それに、なんだかこいつに殺される気はしなかった。
「絶対に無茶しちゃだめだからね!約束できる?」
「はい!」
こんなところで親子のような会話をするとは。だが現実的で合理的な母が、自分の大切な息子をこんな野蛮な男の前に立たせたということに、俺は信頼をおいている。あの一撃を止めたことはそれだけ母にとって衝撃だったのだろう。
「お主、名は?」
男が尋ねる。
「バランタイン・ラムファードです。」
「そうか、覚えておく。その小さき体でそれだけの祝福を受けているとは。敵ながらあっぱれだ。」
祝福?なんだそれ。
「何をおっしゃっているのか分かりません。」
「なに、祝福を知らずに扱っているとは。祝福とは母なる自然が与えた配慮のことだ。それを知らずに使うとは、罰当たりな。いやもしかしたら母なる自然が生み出した御子なのか。
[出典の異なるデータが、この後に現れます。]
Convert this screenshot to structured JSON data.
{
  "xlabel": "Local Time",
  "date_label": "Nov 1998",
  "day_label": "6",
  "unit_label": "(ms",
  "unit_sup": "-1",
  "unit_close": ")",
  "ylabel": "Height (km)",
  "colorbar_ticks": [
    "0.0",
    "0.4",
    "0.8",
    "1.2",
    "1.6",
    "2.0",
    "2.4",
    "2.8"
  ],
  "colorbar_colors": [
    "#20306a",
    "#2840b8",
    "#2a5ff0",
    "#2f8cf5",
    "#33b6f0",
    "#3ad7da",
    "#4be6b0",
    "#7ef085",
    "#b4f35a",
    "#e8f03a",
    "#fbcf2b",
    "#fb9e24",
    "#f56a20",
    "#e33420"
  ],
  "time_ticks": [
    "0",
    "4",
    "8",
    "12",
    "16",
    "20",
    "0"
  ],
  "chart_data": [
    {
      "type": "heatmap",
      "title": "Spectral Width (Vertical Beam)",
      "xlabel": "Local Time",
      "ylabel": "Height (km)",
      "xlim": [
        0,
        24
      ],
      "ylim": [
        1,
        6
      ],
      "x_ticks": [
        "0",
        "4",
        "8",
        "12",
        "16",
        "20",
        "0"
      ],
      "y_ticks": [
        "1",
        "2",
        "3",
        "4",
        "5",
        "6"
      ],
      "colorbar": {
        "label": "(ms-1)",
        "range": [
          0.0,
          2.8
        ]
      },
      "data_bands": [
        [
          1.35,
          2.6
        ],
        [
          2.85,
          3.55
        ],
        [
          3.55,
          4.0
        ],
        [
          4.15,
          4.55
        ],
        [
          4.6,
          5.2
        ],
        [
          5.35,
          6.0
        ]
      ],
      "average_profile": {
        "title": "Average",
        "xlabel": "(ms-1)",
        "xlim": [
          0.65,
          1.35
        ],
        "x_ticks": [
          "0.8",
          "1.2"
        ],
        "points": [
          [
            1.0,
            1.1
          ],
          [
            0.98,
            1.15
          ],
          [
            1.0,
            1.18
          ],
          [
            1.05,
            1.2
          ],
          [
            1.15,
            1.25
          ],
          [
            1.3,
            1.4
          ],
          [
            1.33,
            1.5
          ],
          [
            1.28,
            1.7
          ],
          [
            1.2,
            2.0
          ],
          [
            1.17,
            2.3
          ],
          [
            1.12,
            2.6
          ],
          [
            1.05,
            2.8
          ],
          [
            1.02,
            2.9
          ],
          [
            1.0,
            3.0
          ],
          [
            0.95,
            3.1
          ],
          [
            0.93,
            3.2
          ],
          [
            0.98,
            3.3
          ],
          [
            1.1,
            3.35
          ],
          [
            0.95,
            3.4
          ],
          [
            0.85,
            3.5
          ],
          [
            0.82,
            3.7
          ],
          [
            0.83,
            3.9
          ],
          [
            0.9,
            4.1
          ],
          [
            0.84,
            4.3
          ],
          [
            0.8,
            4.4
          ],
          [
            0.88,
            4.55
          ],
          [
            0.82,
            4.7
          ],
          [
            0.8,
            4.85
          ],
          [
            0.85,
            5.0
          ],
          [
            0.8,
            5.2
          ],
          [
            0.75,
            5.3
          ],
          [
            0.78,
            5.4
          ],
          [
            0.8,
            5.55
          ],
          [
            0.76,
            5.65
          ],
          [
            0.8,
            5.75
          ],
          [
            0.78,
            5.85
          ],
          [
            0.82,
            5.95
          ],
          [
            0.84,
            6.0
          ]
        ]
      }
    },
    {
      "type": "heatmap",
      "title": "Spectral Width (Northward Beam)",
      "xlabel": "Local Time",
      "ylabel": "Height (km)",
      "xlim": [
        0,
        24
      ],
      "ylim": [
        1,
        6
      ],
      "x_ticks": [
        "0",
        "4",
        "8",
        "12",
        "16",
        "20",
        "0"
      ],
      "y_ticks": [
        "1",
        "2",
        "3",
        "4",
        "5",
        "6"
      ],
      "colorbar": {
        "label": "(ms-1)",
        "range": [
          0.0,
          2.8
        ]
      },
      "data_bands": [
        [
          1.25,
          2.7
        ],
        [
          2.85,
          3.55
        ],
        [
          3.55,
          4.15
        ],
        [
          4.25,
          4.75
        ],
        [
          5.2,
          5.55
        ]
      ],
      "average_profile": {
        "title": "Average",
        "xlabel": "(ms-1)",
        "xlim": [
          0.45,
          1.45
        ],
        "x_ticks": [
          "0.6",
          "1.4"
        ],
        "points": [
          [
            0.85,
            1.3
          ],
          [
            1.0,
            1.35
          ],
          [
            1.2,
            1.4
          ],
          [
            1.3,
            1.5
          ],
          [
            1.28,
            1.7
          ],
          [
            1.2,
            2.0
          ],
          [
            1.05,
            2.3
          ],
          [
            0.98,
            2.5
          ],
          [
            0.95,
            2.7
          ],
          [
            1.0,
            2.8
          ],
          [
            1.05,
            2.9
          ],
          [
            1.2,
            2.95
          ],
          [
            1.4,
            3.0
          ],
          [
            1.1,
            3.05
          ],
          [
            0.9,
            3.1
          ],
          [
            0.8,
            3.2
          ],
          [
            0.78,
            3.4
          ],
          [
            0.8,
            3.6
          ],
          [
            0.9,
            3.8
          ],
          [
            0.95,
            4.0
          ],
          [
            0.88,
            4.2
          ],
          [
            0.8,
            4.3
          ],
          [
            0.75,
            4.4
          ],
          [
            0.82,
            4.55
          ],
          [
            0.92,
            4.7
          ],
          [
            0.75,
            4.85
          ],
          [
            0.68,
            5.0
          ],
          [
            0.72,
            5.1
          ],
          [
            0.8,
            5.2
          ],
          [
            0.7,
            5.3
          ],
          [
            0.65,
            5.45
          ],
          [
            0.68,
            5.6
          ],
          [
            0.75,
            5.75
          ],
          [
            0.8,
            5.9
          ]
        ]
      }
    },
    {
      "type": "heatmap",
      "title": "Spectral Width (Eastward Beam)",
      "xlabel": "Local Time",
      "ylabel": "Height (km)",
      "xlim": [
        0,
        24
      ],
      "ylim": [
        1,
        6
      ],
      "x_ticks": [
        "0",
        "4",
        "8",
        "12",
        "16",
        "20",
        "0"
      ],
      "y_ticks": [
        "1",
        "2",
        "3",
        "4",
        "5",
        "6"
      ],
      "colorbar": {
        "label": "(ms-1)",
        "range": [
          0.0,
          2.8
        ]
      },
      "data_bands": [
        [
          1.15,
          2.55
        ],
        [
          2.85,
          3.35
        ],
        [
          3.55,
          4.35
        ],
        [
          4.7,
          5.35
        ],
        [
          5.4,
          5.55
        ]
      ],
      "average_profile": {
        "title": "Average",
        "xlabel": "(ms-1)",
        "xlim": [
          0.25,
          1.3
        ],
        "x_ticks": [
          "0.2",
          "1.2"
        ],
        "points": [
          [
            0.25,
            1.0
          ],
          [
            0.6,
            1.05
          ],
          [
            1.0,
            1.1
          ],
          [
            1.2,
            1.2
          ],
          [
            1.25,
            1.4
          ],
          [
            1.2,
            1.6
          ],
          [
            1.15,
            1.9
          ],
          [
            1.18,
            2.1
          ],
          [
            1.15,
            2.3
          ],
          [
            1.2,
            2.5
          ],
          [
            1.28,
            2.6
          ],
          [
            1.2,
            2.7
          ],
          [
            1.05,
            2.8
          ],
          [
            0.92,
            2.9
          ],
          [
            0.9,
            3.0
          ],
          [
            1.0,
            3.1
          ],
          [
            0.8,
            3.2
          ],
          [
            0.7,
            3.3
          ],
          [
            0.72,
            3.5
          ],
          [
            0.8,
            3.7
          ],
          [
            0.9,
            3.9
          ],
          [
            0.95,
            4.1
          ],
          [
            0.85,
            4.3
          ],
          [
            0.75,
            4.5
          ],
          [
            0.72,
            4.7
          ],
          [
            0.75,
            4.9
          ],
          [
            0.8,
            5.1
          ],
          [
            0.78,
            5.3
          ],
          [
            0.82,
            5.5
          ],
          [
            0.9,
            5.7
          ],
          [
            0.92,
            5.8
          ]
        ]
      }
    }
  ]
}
まあいい、お主、差し出がましい願いであるのは承知して居るが、母なる自然とともに生きてはくれないだろうか。」
思ってもみない質問だ。つまり裏切れと。もちろん答えはNoだ。
「申し訳ないですが、お断りさせていただきます。できればこのままあなたたちには帰って頂きたい。」
「ははは。敵に情けをかけるとは戦士としてはまだまだだな。だがその祝福に尊敬をしるし、決闘を申し込む。」
「それを受けて、僕に何の得が?」
「我が軍を撤退させよう。そなたたちは一人一人が腕が立ち、頭もいいようだが、それでも劣勢であろう?」
俺は少しずつ劣勢に回るサラ。行きの切れる母を見る。父はいつ戻れるか分からない。
「分かりました。その勝負受けて立ちます。」
「おお!ありがたい。では尋常に。」
男は手を後ろに向ける。決して手を出すなと言うジェスチャーだ。
俺は体を彼らの言う祝福、つまり「魔女の力」を身にまとい。父にもらった刀を抜く。